Random news from the Archive Adults evaluate children according to words
29.02.2016
Often in a conversation about children, you can hear that some boy or girl has a smart face or smart eyes (well, or not smart, but vice versa). On the other hand, it is just as common to hear that someone's son or daughter is developed beyond his years. But how do we assess how developed a child is? It seems self-evident that adults evaluate children by their appearance, by facial expressions: after all, children are not adults, and they cannot yet express their personality in words and deeds. However, in reality, appearance is not the main thing, and we believe more in what the child says than in how he looks.
Psychologists from Florida Atlantic University set up an experiment in which adults were shown several photographs of six-year-old children, boys and girls.

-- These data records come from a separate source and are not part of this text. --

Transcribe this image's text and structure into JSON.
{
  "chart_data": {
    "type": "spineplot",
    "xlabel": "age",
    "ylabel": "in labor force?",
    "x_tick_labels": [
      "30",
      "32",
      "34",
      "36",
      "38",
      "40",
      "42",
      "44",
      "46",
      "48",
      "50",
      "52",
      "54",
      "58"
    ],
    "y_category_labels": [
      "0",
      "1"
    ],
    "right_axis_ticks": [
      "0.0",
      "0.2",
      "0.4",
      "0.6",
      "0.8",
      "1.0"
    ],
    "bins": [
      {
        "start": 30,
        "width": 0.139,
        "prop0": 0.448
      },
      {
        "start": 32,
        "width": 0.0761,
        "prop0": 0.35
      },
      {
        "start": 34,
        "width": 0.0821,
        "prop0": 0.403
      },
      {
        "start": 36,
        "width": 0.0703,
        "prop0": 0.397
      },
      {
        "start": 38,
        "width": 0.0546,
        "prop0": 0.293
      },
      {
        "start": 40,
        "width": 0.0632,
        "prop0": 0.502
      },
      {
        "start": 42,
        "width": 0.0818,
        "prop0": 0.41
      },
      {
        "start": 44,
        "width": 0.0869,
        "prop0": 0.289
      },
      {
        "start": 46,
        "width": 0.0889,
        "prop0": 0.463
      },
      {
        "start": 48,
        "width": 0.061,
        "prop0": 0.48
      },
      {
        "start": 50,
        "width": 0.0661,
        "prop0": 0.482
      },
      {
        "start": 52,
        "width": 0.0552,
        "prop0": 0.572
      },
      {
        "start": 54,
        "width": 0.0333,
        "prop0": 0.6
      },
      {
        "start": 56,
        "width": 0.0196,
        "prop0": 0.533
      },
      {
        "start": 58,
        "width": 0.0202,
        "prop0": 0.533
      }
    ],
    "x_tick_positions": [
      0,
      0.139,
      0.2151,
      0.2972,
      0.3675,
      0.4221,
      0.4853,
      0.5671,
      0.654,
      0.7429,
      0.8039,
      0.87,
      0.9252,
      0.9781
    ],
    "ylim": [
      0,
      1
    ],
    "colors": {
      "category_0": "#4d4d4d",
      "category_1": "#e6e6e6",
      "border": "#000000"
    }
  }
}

Some photos were artificially "grown up" - so that the child looked not at 6, but at 8-10 years old, while other photos, on the contrary, underwent "rejuvenation" - the children looked 4-5 years old. The photographs were accompanied by children's thoughts-statements, which were supposed to help adults determine the psychological portrait of the child. For example, the phrase "the sun won't come out tomorrow because it's (at something) angry" obviously spoke of the immaturity, "childishness" of a child who still lives to a very large extent in his fantasies. That is, the descriptions indicated how boys and girls are oriented in the world, how intellectually developed, etc.
Combinations of words and photos were offered in a variety of ways: sometimes only a photo was shown, sometimes words were attached to the photo that "by age" did not match the photo (that is, in the photo the child, when compared with his own words, was younger or older), and sometimes a portrait photographic and verbal portrait coincided.
Adults, in the end, made their own psychological verdict: they had to say whether the child liked to lie, whether he was quick-witted, whether he was friendly, affable or not. Psychologists, in turn, concluded how an adult sees a child - as still small or as already large. As a result, it turned out that children were evaluated mainly by what and how they said.
For example, when a participant in the experiment (be it a man or a woman - gender did not play a role) described his impression of a child who "said" about the "angry sun", then he perceived him as a little one, no matter how old the boy was ( or a girl - here the floor also played almost no role) looked in the photo. Moreover, it was “very childish” thoughts that had the greatest power, that is, having heard some strange fantasy, an adult was more likely to underestimate the child’s age than, on the contrary, add years to him if he suddenly said something smart.
It must be emphasized that we are talking only about a certain age, from 4 to 10. At earlier times, we evaluate child development mostly in appearance - how plump the cheeks are, how round the eyes are, and so on. But then the children fully master speech, the school is already shining for them, the world is getting bigger for them, social interactions are becoming more complicated - and here, in order to understand how adequate the child is to the world, one cannot do without words.